Web-based clients vs thick/rich clients?
- by rudolfv
My company is a software solutions provider to a major telecommunications company. The environment is currently IBM WebSphere-based with front-end IBM Portal servers talking to a cluster of back-end WebSphere Application Servers providing EJB services. Some of the portlets use our own home-grown MVC-pattern and some are written in JSF.
Recently we did a proof-of-concept rich/thick-client application that communicates directly with the EJB's on the back-end servers. It was written in NetBeans Platform and uses the WebSphere application client library to establish communication with the EJB's.
The really painful bit was getting the client to use secure JAAS/SSL communications. But, after that was resolved, we've found that the rich client has a number of advantages over the web-based portal client applications we've become accustomed to:
Enormous performance advantage (CORBA vs. HTTP, cut out the Portal Server middle man)

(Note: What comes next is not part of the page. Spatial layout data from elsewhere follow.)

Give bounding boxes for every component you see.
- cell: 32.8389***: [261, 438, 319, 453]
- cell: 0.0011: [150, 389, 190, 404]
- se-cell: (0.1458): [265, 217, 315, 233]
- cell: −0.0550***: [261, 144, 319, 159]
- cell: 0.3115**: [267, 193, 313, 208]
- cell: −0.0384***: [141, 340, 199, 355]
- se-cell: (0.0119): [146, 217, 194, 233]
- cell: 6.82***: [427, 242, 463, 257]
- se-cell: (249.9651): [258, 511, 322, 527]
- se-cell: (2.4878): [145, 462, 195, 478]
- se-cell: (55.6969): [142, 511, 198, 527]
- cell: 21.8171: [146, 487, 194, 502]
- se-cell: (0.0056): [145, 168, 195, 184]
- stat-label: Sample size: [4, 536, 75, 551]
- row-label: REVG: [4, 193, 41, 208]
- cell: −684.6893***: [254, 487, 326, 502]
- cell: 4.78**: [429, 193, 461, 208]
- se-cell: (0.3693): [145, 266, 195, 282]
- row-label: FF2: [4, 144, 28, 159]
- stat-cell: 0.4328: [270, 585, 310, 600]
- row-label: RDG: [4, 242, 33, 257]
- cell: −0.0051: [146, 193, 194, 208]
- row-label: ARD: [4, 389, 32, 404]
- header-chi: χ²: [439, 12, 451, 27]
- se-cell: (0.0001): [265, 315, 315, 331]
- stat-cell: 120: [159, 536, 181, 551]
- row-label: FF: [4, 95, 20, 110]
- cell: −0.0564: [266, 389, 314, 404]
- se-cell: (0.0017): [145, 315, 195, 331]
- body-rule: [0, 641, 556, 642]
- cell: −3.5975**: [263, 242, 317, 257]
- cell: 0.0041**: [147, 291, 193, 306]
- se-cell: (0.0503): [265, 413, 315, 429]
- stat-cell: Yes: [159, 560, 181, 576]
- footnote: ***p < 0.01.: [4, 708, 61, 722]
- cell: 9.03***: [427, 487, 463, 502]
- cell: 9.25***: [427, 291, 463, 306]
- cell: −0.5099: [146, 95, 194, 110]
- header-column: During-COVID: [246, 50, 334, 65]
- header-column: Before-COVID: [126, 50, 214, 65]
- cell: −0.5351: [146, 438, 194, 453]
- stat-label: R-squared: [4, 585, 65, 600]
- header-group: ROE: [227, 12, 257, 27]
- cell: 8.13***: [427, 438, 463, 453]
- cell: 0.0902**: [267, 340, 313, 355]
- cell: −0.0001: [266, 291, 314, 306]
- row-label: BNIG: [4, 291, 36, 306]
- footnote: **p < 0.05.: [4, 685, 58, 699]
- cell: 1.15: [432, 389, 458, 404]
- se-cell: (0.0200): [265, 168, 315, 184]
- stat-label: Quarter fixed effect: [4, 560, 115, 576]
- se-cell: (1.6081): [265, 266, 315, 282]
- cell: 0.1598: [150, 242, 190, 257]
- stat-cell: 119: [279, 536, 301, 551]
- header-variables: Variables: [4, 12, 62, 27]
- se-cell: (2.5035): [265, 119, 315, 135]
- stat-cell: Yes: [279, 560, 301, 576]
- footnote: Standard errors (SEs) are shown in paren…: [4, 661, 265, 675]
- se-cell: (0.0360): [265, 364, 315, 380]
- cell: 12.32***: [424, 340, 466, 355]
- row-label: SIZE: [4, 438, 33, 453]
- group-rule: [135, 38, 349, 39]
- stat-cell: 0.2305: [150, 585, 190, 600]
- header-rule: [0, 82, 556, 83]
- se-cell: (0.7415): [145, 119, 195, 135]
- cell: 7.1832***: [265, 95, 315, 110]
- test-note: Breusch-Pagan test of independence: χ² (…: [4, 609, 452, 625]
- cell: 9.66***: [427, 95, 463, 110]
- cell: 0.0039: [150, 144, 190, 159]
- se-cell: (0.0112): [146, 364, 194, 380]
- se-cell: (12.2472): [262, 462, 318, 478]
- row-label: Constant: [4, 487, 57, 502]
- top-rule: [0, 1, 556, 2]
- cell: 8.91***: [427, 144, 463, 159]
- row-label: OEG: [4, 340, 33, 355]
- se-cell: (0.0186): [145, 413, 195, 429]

Development is simplified and faster due to use of NetBeans' visual designer and Swing's generally robust architecture
The debug cycle is shortened by not having to deploy your client application to a test server
No mishmash of technologies as with web-based development (Struts, JSF, JQuery, HTML, JSTL etc., etc.)
After enduring the pain of web-based development (even JSF) for a while now, I've come to the following conclusion: Rich clients aren't right for every situation, but when you're developing an in-house intranet-based solution, then you'd be crazy not to consider NetBeans Platform or Eclipse RCP.
Any comments/experiences with rich clients vs. web clients?